Why It’s Important To Be Sensitive When Asking About Kids
Emily Bingham, of Michigan, gained a lot of attention because of a Facebook post, about fertility, that went gone viral. In it, Emily explains why people might want to show some sensitivity and not ask others why they do not have kids.
We just wanted to take a moment to reflect on this message of Emily’s, because we think it is an important one. Here at YinOva, many of our patients come to us to enhance their fertility. Whether we’re helping them conceive naturally or using acupuncture to accompany their IVF treatments, we know how difficult, stressful, and polarizing even, this experience can be.
Emily posted an image of an ultrasound which was accompanied by the following caption:
“Hey everyone!!! Now that I got your attention with this RANDOM ULTRASOUND PHOTO I grabbed from a Google image search, this is just a friendly P.S.A. that people’s reproductive and procreative plans and decisions are none of your business. NONE OF YOUR BUSINESS. Before you ask the young married couple that has been together for seemingly forever when they are finally gonna start a family … before you ask the parents of an only-child toddler when a Little Brother or Little Sister will be in the works … before you ask a single 30-something if/when s/he plans on having children because, you know, clock’s ticking … just stop. Please stop. You don’t know who is struggling with infertility or grieving a miscarriage or dealing with health issues. You don’t know who is having relationship problems or is under a lot of stress or the timing just isn’t right. You don’t know who is on the fence about having kids or having more kids. You don’t know who has decided it’s not for them right now, or not for them ever. You don’t know how your seemingly innocent question might cause someone grief, pain, stress or frustration. Sure, for some people those questions may not cause any fraught feelings — but I can tell you, from my own experiences and hearing about many friends’ experiences — it more than likely does.

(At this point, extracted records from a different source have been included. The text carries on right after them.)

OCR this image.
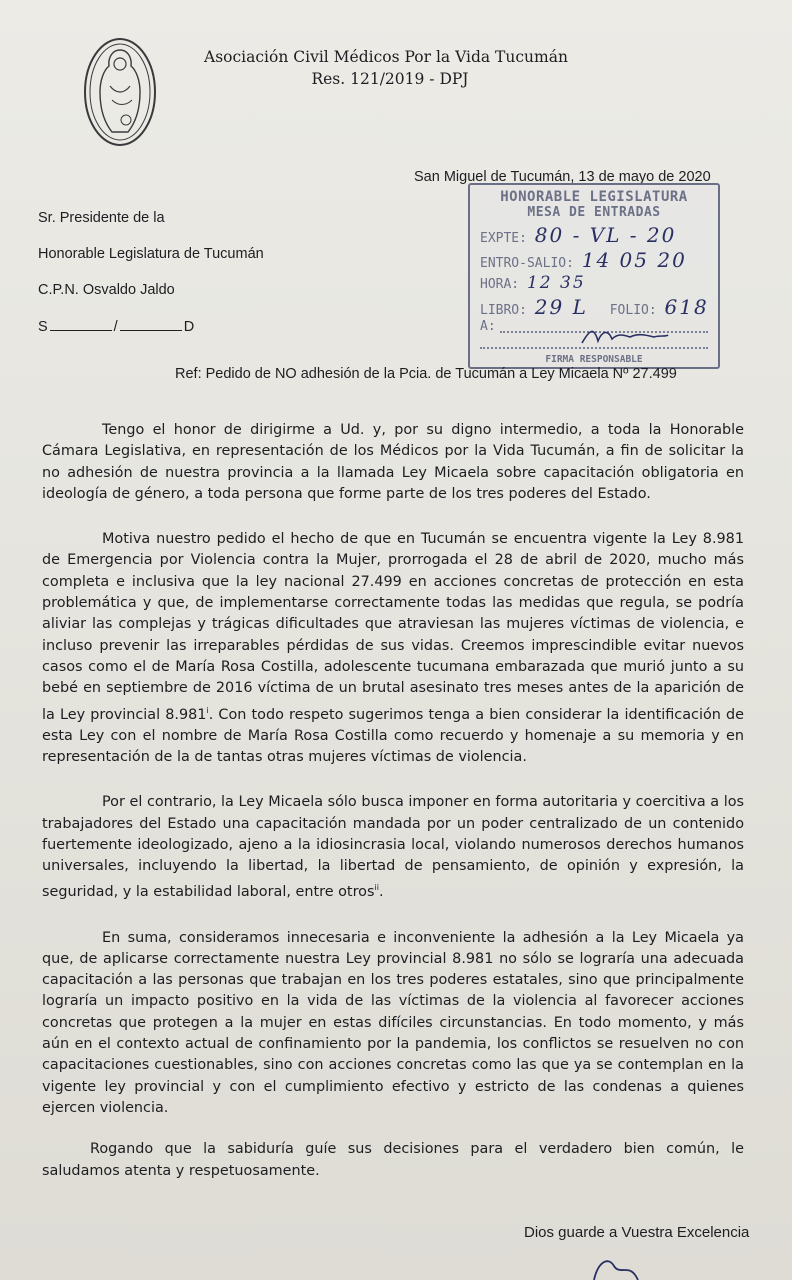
Asociación Civil Médicos Por la Vida Tucumán
Res. 121/2019 - DPJ
San Miguel de Tucumán, 13 de mayo de 2020
Sr. Presidente de la
Honorable Legislatura de Tucumán
C.P.N. Osvaldo Jaldo
S	/	D
HONORABLE LEGISLATURA
MESA DE ENTRADAS
EXPTE: 80 - VL - 20
ENTRO-SALIO: 14 05 20
HORA: 12 35
LIBRO: 29 L FOLIO: 618
A:
FIRMA RESPONSABLE
Ref: Pedido de NO adhesión de la Pcia. de Tucumán a Ley Micaela Nº 27.499

Tengo el honor de dirigirme a Ud. y, por su digno intermedio, a toda la Honorable Cámara Legislativa, en representación de los Médicos por la Vida Tucumán, a fin de solicitar la no adhesión de nuestra provincia a la llamada Ley Micaela sobre capacitación obligatoria en ideología de género, a toda persona que forme parte de los tres poderes del Estado.

Motiva nuestro pedido el hecho de que en Tucumán se encuentra vigente la Ley 8.981 de Emergencia por Violencia contra la Mujer, prorrogada el 28 de abril de 2020, mucho más completa e inclusiva que la ley nacional 27.499 en acciones concretas de protección en esta problemática y que, de implementarse correctamente todas las medidas que regula, se podría aliviar las complejas y trágicas dificultades que atraviesan las mujeres víctimas de violencia, e incluso prevenir las irreparables pérdidas de sus vidas. Creemos imprescindible evitar nuevos casos como el de María Rosa Costilla, adolescente tucumana embarazada que murió junto a su bebé en septiembre de 2016 víctima de un brutal asesinato tres meses antes de la aparición de la Ley provincial 8.981$^i$. Con todo respeto sugerimos tenga a bien considerar la identificación de esta Ley con el nombre de María Rosa Costilla como recuerdo y homenaje a su memoria y en representación de la de tantas otras mujeres víctimas de violencia.

Por el contrario, la Ley Micaela sólo busca imponer en forma autoritaria y coercitiva a los trabajadores del Estado una capacitación mandada por un poder centralizado de un contenido fuertemente ideologizado, ajeno a la idiosincrasia local, violando numerosos derechos humanos universales, incluyendo la libertad, la libertad de pensamiento, de opinión y expresión, la seguridad, y la estabilidad laboral, entre otros$^{ii}$.

En suma, consideramos innecesaria e inconveniente la adhesión a la Ley Micaela ya que, de aplicarse correctamente nuestra Ley provincial 8.981 no sólo se lograría una adecuada capacitación a las personas que trabajan en los tres poderes estatales, sino que principalmente lograría un impacto positivo en la vida de las víctimas de la violencia al favorecer acciones concretas que protegen a la mujer en estas difíciles circunstancias. En todo momento, y más aún en el contexto actual de confinamiento por la pandemia, los conflictos se resuelven no con capacitaciones cuestionables, sino con acciones concretas como las que ya se contemplan en la vigente ley provincial y con el cumplimiento efectivo y estricto de las condenas a quienes ejercen violencia.

Rogando que la sabiduría guíe sus decisiones para el verdadero bien común, le saludamos atenta y respetuosamente.

Dios guarde a Vuestra Excelencia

Bottom line: Whether you are a wanna-be grandparent or a well-intentioned friend or family member or a nosy neighbor, it’s absolutely none of your business. Ask someone what they’re excited about right now. Ask them what the best part of their day was. If a person wants to let you in on something as personal as their plans to have or not have children, they will tell you. If you’re curious, just sit back and wait and let them do so by their own choosing, if and when they are ready.”
Emily’s original post can be found here.
For some people, casually bringing up children might seem completely innocent and well intentioned; however, as Emily points out, for someone struggling with fertility issues it can be especially stressful as it brings up feelings of frustration, loss, and anxiety. It can be difficult enough to decide if you even want kids. If a couple does want children, then there’s the added layer of deciding when. If a couple who does want children then carries on to discover it might not be as easy as they had hoped, chances are extremely high that they will not want to then share the details of their often lengthy struggle with every person who asks.
Often couples trying to conceive are tasked with coordinating busy schedules, tracking ovulation, and undergoing extensive medical tests sometimes followed by disappointment month after month- and that’s just if you’re trying naturally. Those who require assisted reproductive technologies are managing bi-weekly doctors appointments, hormone injections, side effects of those medications, and the financial stressor of paying thousands of dollars for treatment. And again, there’s no guarantee that any one cycle will be successful.
Of course nobody intends to cause any distress when asking about baby plans, usually it’s just an inquiry from an excited relative, hoping to share the joy of a child, without realizing that sometimes there is a lot of grief and disappointment before that joy and excitement.
A good alternative? Well, Emily makes a great suggestion of asking about the best thing that’s happening right now, so that you can share in that excitement instead.